Blick auf den blinden Fleck

Foto: "In Search of Europe?" / Gemuce: Empurra. Aus der Serie Alignment of Values, 2013
Foto: „In Search of Europe?“ / Gemuce:
Empurra. Aus der Serie Alignment of Values, 2013

„Europe is not what you say it is. It is what we say it is“, sagt der schwarze Künstler Nástio Mosquito mit Nachdruck in die Kamera. Als Kunstwerk der Ausstellung vom Berliner Zentrum Moderner Orient „In search of Europe?“, die am 12. Januar zum letzten Mal im im Kunstraum Kreuzberg/ Bethanien zu sehen war, versuchte Mosquitos Arbeit „Re-branding Europe“ Europa neu zu definieren. Auch andere Künstler waren zusammen mit Wissenschaftlern der Frage nachgegangen, inwieweit Europa heute noch ein Maßstab ist, an dem sich Menschen in anderen Teilen der Welt messen. Nach einer Ausstellungsdauer von zwei Monaten und einem umfassenden Rahmenprogramm mit Experten-Debatten, feierten Künstler und Wissenschaftler gestern die Finissage.

 

Neben einem Auftakt mit fast 1 000 Besuchern und einem starken Medienecho zogen vor allem die Weihnachtsfeiertage zahlreiche Kulturinteressierte in das Bethanienhaus, um sich die konzeptuellen, multimedialen Arbeiten anzusehen.
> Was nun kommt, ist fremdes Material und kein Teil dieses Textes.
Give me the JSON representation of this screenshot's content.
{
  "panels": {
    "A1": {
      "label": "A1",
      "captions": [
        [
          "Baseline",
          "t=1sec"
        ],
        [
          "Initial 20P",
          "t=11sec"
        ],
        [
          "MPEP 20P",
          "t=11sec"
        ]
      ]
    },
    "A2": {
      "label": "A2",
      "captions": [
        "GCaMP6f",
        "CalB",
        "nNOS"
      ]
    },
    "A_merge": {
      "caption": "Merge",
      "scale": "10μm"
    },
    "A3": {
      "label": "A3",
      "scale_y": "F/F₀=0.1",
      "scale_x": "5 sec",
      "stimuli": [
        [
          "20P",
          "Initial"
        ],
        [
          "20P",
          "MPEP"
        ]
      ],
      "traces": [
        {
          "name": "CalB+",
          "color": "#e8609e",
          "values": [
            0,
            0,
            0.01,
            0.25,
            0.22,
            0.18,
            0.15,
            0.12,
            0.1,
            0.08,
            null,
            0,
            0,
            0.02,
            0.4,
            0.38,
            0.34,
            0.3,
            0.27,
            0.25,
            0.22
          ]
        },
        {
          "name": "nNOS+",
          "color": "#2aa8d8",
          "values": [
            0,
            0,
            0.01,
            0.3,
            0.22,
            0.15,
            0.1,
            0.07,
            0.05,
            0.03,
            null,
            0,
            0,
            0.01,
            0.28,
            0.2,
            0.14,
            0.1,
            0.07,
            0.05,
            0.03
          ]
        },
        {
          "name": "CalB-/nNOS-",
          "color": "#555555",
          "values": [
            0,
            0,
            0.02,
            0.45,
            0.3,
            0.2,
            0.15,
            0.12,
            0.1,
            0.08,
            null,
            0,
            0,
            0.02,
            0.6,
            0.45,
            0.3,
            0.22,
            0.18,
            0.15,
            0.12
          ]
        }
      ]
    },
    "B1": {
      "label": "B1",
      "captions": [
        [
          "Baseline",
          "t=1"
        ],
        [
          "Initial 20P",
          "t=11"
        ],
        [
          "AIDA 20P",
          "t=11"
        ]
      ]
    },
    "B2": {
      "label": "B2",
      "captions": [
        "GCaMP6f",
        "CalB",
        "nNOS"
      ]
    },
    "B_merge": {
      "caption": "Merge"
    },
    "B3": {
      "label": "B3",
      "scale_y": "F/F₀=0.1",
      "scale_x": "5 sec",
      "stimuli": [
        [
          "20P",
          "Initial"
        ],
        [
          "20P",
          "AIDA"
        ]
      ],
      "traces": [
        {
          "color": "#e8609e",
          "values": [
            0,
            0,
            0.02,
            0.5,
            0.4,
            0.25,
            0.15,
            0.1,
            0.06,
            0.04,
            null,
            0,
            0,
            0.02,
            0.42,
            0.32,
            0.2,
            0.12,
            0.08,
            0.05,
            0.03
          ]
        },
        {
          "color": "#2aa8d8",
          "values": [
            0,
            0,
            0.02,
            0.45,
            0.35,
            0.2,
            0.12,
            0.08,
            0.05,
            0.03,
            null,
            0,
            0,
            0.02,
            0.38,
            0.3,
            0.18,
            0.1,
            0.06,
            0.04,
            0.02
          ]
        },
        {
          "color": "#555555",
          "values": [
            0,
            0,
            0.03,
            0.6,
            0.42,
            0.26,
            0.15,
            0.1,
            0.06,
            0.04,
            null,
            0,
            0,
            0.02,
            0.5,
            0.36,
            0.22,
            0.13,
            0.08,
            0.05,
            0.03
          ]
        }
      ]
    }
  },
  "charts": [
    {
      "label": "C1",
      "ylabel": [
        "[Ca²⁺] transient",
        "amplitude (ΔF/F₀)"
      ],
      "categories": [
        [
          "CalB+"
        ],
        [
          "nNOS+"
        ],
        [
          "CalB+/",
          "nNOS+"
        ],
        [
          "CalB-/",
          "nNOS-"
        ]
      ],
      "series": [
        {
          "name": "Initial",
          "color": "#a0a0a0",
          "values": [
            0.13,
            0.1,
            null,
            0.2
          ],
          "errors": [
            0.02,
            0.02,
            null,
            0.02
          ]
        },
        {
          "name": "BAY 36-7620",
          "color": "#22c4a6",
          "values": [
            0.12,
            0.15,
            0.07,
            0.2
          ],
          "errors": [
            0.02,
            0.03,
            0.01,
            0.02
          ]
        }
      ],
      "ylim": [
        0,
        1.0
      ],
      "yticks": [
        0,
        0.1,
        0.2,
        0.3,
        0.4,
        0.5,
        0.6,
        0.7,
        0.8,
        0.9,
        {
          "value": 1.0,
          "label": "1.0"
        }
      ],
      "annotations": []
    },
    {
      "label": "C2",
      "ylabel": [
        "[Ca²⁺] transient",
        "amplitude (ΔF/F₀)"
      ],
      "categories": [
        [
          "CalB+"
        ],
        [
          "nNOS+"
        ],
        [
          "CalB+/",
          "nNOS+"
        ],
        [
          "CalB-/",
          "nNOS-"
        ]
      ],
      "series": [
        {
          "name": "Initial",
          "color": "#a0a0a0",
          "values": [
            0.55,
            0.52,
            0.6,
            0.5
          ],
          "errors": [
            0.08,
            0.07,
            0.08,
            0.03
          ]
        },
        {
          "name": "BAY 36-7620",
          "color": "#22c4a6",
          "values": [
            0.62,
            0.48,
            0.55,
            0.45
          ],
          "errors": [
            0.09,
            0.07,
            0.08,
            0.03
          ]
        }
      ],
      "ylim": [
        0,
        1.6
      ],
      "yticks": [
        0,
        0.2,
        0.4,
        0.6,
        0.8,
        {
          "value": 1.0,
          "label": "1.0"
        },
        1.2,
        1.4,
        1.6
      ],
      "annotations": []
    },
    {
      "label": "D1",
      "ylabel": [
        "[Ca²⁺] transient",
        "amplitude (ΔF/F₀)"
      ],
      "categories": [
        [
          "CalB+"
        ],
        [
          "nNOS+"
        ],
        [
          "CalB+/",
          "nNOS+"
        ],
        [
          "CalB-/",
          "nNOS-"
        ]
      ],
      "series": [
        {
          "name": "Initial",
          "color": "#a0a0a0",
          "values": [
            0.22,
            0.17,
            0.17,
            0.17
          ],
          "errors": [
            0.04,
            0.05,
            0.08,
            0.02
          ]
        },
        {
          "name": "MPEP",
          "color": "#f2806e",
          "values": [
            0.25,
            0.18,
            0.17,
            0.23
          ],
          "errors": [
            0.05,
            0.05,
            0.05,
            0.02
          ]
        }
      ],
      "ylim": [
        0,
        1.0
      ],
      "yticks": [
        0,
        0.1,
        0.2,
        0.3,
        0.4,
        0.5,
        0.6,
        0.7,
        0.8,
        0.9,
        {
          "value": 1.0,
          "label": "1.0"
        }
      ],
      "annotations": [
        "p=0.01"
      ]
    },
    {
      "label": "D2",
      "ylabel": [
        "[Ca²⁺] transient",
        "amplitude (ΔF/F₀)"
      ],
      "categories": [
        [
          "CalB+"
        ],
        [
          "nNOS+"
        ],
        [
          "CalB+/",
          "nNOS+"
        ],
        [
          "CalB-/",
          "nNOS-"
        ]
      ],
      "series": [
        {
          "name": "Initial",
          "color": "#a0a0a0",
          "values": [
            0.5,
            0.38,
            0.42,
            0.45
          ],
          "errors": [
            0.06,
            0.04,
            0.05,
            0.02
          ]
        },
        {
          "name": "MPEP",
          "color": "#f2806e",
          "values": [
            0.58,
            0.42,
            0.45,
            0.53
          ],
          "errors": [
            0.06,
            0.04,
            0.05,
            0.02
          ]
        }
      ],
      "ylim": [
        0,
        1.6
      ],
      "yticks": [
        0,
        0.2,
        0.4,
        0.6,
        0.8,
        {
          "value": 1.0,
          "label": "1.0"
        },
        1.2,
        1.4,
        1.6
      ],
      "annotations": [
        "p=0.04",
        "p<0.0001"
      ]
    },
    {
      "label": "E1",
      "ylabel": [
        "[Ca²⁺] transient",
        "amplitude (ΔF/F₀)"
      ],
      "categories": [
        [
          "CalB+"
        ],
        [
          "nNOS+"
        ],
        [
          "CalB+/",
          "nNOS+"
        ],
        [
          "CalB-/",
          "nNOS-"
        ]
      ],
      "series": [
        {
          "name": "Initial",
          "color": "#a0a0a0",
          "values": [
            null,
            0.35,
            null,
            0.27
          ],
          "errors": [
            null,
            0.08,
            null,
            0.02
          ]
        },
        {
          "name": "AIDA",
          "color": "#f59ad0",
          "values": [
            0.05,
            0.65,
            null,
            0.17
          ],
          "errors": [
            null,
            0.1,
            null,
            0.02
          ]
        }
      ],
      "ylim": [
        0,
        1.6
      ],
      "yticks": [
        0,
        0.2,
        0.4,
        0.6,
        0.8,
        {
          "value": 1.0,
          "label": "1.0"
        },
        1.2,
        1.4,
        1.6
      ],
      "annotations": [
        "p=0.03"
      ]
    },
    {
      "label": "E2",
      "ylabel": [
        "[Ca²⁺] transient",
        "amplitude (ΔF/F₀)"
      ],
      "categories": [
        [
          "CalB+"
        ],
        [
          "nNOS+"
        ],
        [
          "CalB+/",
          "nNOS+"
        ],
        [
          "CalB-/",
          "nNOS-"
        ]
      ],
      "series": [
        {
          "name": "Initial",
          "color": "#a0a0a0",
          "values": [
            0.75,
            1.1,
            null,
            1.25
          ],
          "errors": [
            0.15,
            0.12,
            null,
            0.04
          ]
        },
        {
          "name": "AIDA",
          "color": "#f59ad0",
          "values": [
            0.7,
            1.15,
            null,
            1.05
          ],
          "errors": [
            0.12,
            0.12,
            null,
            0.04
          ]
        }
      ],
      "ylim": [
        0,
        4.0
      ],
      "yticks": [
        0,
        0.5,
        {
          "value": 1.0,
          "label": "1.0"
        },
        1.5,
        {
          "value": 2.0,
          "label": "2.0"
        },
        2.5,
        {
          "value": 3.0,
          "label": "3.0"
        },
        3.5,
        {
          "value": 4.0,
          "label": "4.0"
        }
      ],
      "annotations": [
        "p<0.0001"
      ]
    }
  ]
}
„Die Besucher der Finissage eingerechnet, haben ungefähr 7 000 Besucher in den Kunstraum Kreuzberg Bethanien gefunden, um sich „In Search of Euopre?“ anzusehen “, so Kuratorin Daniela Swarowsky.

Die positive Resonanz auf „In Search of Europe?“ lässt sich auch darauf zurückführen, dass die Frage, ob unser Blick auf Europa richtig ist, immer häufiger gestellt wird. Auch einige andere kuratoren zeigten zuletzt Ausstellungen wie Global Prayers mit ähnlichen Fragestellungen.

 

Was „In Search of Europe?“ von ihnen allerdings unterschied, war die reflektierte und interaktive Problematisierung der eigenen Vorgehensweise. So wurde das politische Europa in allen Arbeiten mit einer neuen Selbstverständlichkeit als ein fragwürdiges Konzept dargestellt, das nicht klar zu definieren ist. Dabei nahm es in jeder einzelnen Arbeit ein neues Format an. Unter anderem wurde es auch als ein blinder Fleck dargestellt.

 

Der mosambikanische Künstler Gemuce wählte bei der Darstellung zweier sich begegnender Welten beispielsweise die Mauer als zentrales Motiv seiner 15-teiligen Ölgemäldeserie mit dem Titel „Alignment of Values“. Da sich die künstlerische Arbeit Gemuces wesentlich auf die zwischenmenschliche Begegnung konzentrierte, erweiterte er sein Konzept und stellte die Serie während der Eröffnungstage unter aktivem Einbezug der Besucher fertig. Auch in den anderen sieben Auftragsarbeiten zeichnete die Ausstellung das Bild einer Welt, die nicht einfach zweigeteilt, sondern von gegenseitigen Verflechtungen, Blicken und Beziehungen geprägt ist.

 

Besonders gelungen ist Swarowsky dabei, dass die Konzeption der Ausstellung selbst mittels Dokumentationstafeln für die Besucher visualisiert wurde. Somit lag der Fokus von In Search of Europe? nicht so sehr auf dem Output, den Arbeiten, sondern dem oft komplizierten Prozess ihrer Entstehung, in dem die Kuratorin und die europäischen Wissenschaftler mit den nicht-europäischen Künstlern verhandeln und Lösungen erarbeiten musste.